Xavier Lemoine, maire de Montfermeil, suggère quant à lui de réfléchir sous l'angle "culturel". L'enjeu des banlieues n'est selon lui "ni social, ni économique, ni urbain", "l'enjeu est d'ordre culturel". "C'est avec cet angle de vue qu'il faudrait aborder les questions de fondamentalisme et de communautarisme", sachant que cela implique "une politique de longue haleine". Il estime également que "tant que nous n’aurons pas redonné dignité et fierté, toutes les politiques sociales ne pourront pas être opérantes".

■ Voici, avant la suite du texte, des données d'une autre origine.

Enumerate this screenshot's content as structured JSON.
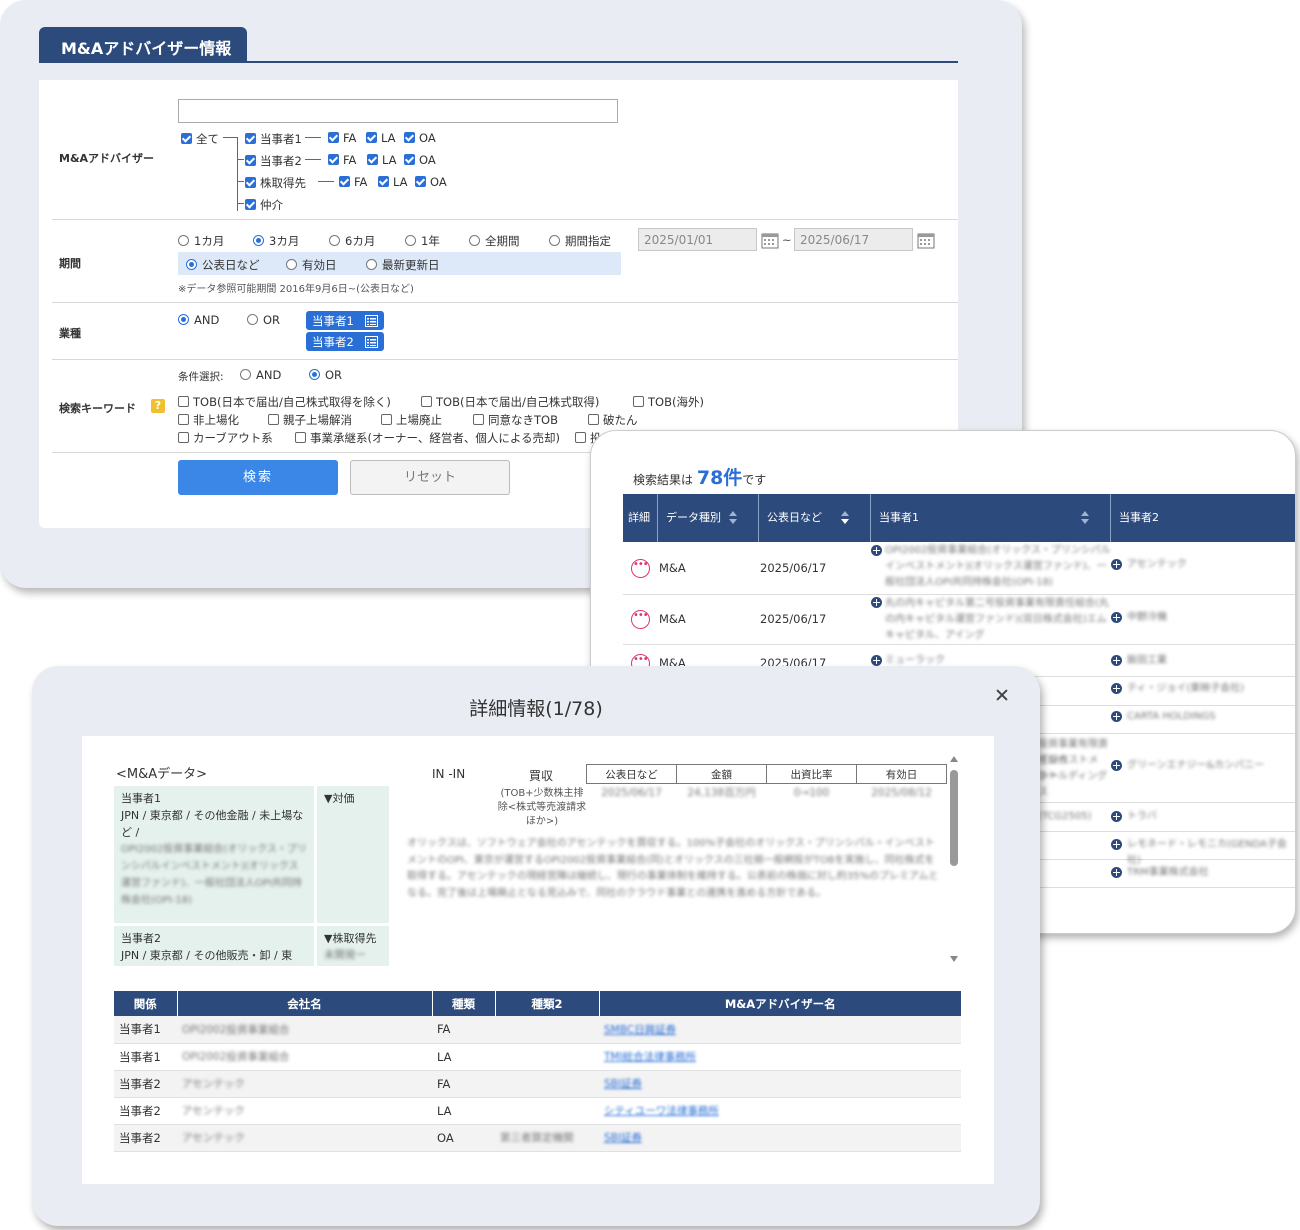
{
  "search_panel": {
    "tab_title": "M&Aアドバイザー情報",
    "advisor": {
      "label": "M&Aアドバイザー",
      "all_label": "全て",
      "rows": [
        {
          "party": "当事者1",
          "roles": [
            "FA",
            "LA",
            "OA"
          ]
        },
        {
          "party": "当事者2",
          "roles": [
            "FA",
            "LA",
            "OA"
          ]
        },
        {
          "party": "株取得先",
          "roles": [
            "FA",
            "LA",
            "OA"
          ]
        },
        {
          "party": "仲介",
          "roles": []
        }
      ]
    },
    "period": {
      "label": "期間",
      "options": [
        "1カ月",
        "3カ月",
        "6カ月",
        "1年",
        "全期間",
        "期間指定"
      ],
      "selected": "3カ月",
      "date_from": "2025/01/01",
      "date_sep": "~",
      "date_to": "2025/06/17",
      "basis_options": [
        "公表日など",
        "有効日",
        "最新更新日"
      ],
      "note": "※データ参照可能期間 2016年9月6日~(公表日など)"
    },
    "industry": {
      "label": "業種",
      "and_label": "AND",
      "or_label": "OR",
      "btn1": "当事者1",
      "btn2": "当事者2"
    },
    "keyword": {
      "label": "検索キーワード",
      "help": "?",
      "cond_label": "条件選択:",
      "and_label": "AND",
      "or_label": "OR",
      "items": [
        "TOB(日本で届出/自己株式取得を除く)",
        "TOB(日本で届出/自己株式取得)",
        "TOB(海外)",
        "非上場化",
        "親子上場解消",
        "上場廃止",
        "同意なきTOB",
        "破たん",
        "カーブアウト系",
        "事業承継系(オーナー、経営者、個人による売却)",
        "投"
      ]
    },
    "search_btn": "検索",
    "reset_btn": "リセット"
  },
  "results_panel": {
    "prefix": "検索結果は",
    "count": "78件",
    "suffix": "です",
    "columns": [
      "詳細",
      "データ種別",
      "公表日など",
      "当事者1",
      "当事者2"
    ],
    "rows": [
      {
        "type": "M&A",
        "date": "2025/06/17",
        "party1": "OPI2002投資事業組合(オリックス・プリンシパルインベストメント)(オリックス運営ファンド)、一般社団法人OPI共同持株会社(OPI-18)",
        "party2": "アセンテック"
      },
      {
        "type": "M&A",
        "date": "2025/06/17",
        "party1": "丸の内キャピタル第二号投資事業有限責任組合(丸の内キャピタル運営ファンド)(双日株式会社)エムキャピタル、アイング",
        "party2": "中野冷機"
      },
      {
        "type": "M&A",
        "date": "2025/06/17",
        "party1": "ミューラック",
        "party2": "飯田工業"
      }
    ],
    "extra_party2": [
      "ティ・ジョイ(東映子会社)",
      "CARTA HOLDINGS",
      "グリーンエナジー&カンパニー",
      "トラバ",
      "レモネード・レモニカ(GENDA子会社)",
      "TRM事業株式会社"
    ],
    "extra_party1_fragments": [
      "投資事業有限責任組合",
      "インベストメント",
      "ホールディングス",
      "(TCG2505)"
    ]
  },
  "detail_modal": {
    "title": "詳細情報(1/78)",
    "section": "<M&Aデータ>",
    "party1_head": "当事者1",
    "party1_info": "JPN / 東京都 / その他金融 / 未上場など /",
    "party1_names": "OPI2002投資事業組合(オリックス・プリンシパルインベストメント)(オリックス運営ファンド)、一般社団法人OPI共同持株会社(OPI-18)",
    "party1_role": "▼対価",
    "party2_head": "当事者2",
    "party2_info": "JPN / 東京都 / その他販売・卸 / 東",
    "party2_role": "▼株取得先",
    "party2_role_sub": "未開発ー",
    "deal_type": "IN -IN",
    "deal_kind": "買収",
    "deal_note": "(TOB+少数株主排除<株式等売渡請求ほか>)",
    "mini_table": {
      "headers": [
        "公表日など",
        "金額",
        "出資比率",
        "有効日"
      ],
      "values": [
        "2025/06/17",
        "24,138百万円",
        "0→100",
        "2025/08/12"
      ]
    },
    "description": "オリックスは、ソフトウェア会社のアセンテックを買収する。100%子会社のオリックス・プリンシパル・インベストメントのOPI、東京が運営するOPI2002投資事業組合(同)とオリックスの三社揃一般網投がTOBを実施し、同社株式を取得する。アセンテックの現経営陣は継続し、現行の事業体制を維持する。公表前の株価に対し約35%のプレミアムとなる。完了後は上場廃止となる見込みで、同社のクラウド事業との連携を進める方針である。",
    "table": {
      "headers": [
        "関係",
        "会社名",
        "種類",
        "種類2",
        "M&Aアドバイザー名"
      ],
      "rows": [
        {
          "rel": "当事者1",
          "company": "OPI2002投資事業組合",
          "kind": "FA",
          "kind2": "",
          "advisor": "SMBC日興証券"
        },
        {
          "rel": "当事者1",
          "company": "OPI2002投資事業組合",
          "kind": "LA",
          "kind2": "",
          "advisor": "TMI総合法律事務所"
        },
        {
          "rel": "当事者2",
          "company": "アセンテック",
          "kind": "FA",
          "kind2": "",
          "advisor": "SBI証券"
        },
        {
          "rel": "当事者2",
          "company": "アセンテック",
          "kind": "LA",
          "kind2": "",
          "advisor": "シティユーワ法律事務所"
        },
        {
          "rel": "当事者2",
          "company": "アセンテック",
          "kind": "OA",
          "kind2": "第三者算定機関",
          "advisor": "SBI証券"
        }
      ]
    }
  },
  "colors": {
    "navy": "#2c4b7c",
    "accent_blue": "#2a6fd6",
    "panel_bg": "#e9edf3",
    "detail_pink": "#e0336e",
    "party_box_bg": "#e5f1ec"
  }
}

"La politique de la ville est une politique de temps long", aprouve Frédéric Leturque, maire d'Arras, vice-président de la communauté urbaine. "On ne peut pas faire une politique de la ville dans la violence en mettant sur la table des sujets caricaturaux et en baissant les moyens". Et d'ailleurs, question budgétaire : "nous n'avons pas tous besoin des mêmes moyens, ni des mêmes outils, parce que nous ne vivons pas tous la même réalité".
"La générosité dans les quartiers, c'est ce qui les fait tenir"
Petit moment de tension, lorsque, dans le public, Driss Ettazaoui, conseiller municipal d'Evreux et vice-président de l'agglomération en charge de la politique de la ville, a voulu "mettre une touche d'enthousiasme" dans le débat (on parlait alors de narcotrafiquants, de délinquants, de prostitution...), rappelant que les habitants des quartiers développaient aussi des talents et qu'ils aspiraient "à la normalité", ainsi que le soulignait le président de la République. Tout le monde en a naturellement convenu. "C'est 5% des habitants qui pourrissent la vie des autres", a rappelé Xavier Lemoine, ajoutant que "quand on voit la générosité dans les quartiers, on se dit que c'est ce qui les fait tenir". "Il y a énormément de valeurs et de personnalités à pousser", a confirmé Frédéric Leturque, soulignant sa "chance" de pouvoir travailler avec "des militants et des acteurs républicains bénévoles". Renaud Epstein a toutefois mis en garde sur ces "discours valorisant ce qui se passe de positif dans les quartiers (pour mieux) masquer le recul de l'action publique".
Auparavant, il avait instillé un léger malaise en mettant sur la table la question de la dépénalisation du cannabis. Pas sûr que ce sujet-là sera abordé en commission sénatoriale.
*L'expression date des années 50, elle vient de Georges Vedel, doyen de la Faculté de droit de Paris.